Dr. Robert Scott Nash
Columbus Roberts Professor of New Testament
- B.A., Centre College
- M.Div., Southern Baptist Theological Seminary
- Ph.D., Southern Baptist Theological Seminary
Teaching at Mercer, for me, can be summed up in two words: curiosity and commitment. I’ve always been curious, especially about why life is the way it is and how it came to be this way.
This curiosity compels me to ask questions and seek answers about the crucial issues that give life meaning. Mercer provides an arena for doing this and zealously protects the freedom we all need to pursue our quest for understanding. Commitment, for me, primarily means being faithful to my sense of calling as a Christian minister. As a teaching minister, this means being committed to my students, to my colleagues in the department, to the goals of the College of Liberal Arts, and to the mission of the university. At Mercer I have found encouragement and respect for living out this commitment in a context of faith and learning.
At Mercer I teach a variety of courses, including an introductory course and advanced courses in the New Testament, which is my primary area of expertise.

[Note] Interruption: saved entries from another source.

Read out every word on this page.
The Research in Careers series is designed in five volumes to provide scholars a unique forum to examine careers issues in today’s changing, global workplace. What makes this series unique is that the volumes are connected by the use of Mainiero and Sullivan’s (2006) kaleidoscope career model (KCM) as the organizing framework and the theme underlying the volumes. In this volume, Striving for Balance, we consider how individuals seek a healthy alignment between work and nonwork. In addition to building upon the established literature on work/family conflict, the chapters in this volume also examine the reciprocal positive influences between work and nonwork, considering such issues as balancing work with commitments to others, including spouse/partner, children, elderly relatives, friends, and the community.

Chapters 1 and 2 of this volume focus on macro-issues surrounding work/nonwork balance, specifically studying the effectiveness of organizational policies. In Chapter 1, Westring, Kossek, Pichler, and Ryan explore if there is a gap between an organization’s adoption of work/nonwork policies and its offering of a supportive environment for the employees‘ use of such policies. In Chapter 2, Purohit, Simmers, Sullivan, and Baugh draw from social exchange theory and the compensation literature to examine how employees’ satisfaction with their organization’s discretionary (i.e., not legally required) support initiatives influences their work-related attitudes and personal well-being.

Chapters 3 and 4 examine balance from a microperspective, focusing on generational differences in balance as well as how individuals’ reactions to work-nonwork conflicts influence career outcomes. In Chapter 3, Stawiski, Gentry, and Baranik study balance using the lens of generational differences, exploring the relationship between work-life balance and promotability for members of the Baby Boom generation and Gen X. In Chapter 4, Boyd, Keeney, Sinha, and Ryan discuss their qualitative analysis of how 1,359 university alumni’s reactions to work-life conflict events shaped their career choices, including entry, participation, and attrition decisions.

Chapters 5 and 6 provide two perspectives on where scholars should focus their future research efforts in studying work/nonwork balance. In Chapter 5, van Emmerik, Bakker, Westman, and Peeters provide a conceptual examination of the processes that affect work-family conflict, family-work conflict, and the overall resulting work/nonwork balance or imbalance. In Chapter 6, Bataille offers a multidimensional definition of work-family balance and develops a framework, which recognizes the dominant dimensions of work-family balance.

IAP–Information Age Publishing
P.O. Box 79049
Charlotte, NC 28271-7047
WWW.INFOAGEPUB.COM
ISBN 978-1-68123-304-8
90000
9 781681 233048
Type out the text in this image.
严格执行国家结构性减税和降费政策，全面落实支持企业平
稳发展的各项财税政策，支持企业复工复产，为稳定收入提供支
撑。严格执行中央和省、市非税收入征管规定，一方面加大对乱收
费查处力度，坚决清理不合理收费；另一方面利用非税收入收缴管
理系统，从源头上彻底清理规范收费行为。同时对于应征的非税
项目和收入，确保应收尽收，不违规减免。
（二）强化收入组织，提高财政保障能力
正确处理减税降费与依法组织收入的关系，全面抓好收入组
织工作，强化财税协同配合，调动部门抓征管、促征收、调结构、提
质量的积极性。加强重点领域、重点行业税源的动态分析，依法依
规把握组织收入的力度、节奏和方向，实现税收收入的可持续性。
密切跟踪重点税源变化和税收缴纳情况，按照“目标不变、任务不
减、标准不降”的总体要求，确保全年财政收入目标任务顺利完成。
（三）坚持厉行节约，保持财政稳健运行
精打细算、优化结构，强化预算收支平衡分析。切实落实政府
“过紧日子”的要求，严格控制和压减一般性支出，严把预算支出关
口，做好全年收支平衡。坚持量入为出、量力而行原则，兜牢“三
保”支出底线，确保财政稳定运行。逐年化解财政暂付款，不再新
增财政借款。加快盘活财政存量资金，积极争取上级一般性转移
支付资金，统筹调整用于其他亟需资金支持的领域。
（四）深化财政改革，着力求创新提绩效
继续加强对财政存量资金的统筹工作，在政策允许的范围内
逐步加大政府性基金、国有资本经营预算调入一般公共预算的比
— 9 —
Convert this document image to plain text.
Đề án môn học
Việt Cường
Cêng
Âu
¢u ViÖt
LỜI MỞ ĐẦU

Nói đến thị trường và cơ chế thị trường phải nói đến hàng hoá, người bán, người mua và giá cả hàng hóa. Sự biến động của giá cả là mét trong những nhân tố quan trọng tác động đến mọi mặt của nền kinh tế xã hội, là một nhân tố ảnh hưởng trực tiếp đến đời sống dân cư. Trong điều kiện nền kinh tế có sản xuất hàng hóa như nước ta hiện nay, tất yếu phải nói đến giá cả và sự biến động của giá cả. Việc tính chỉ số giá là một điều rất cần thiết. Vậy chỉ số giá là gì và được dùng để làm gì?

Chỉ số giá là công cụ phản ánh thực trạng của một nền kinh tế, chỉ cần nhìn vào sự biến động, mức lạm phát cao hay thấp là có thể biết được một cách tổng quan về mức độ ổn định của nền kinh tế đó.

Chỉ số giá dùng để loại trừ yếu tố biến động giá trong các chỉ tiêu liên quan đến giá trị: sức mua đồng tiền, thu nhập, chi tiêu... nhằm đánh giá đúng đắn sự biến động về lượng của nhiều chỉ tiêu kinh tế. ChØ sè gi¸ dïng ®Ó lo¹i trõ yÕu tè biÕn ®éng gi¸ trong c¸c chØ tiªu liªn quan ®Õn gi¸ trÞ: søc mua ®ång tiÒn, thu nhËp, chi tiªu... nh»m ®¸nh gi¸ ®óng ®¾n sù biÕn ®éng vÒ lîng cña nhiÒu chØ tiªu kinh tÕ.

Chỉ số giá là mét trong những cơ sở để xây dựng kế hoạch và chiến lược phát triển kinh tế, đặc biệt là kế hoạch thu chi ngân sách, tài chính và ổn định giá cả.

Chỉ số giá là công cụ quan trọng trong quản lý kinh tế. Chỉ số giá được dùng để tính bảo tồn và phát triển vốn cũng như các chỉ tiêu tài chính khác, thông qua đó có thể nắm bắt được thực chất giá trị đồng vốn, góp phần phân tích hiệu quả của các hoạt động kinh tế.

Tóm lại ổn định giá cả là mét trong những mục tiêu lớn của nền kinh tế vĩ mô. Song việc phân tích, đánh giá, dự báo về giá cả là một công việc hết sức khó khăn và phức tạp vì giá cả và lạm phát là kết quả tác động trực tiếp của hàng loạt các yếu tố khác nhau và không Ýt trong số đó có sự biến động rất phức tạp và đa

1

My special interest is in the historical context of early Christianity, especially as it relates to the Apostle Paul. I’m curious about how and why the church developed as it did. I also teach Hellenistic Greek, the language in which the New Testament was written. I also teach a course on Death and Dying, a course that deals as much with living as with dying.
One special course I teach, Archaeology and Religion, takes place in Greece. Since 1990 I have traveled to Greece almost every summer to participate in archaeological excavation work in association with the Ohio State Excavations at Isthmia, a project sponsored by the American School of Classical Studies in Athens. Since 1998 I have taken groups of Mercer students with me to learn about archaeology and how it can inform our study of early Christianity. In 2009, I began offering the Greece program as a part of Mercer on Mission. We work with local organizations to try to help the Roma (Gypsy) communities near Ancient Corinth. Most recently, we have shifted our focus from education to health issues. We have done extensive health surveys and water testing. We are trying to work with local officials to address the problems faced by the Roma.
Above all, as a professor, I hope to engender in students a healthy curiosity that leads them to ask questions and seek answers. I also hope that they will find their own callings and commit their lives to fulfilling it.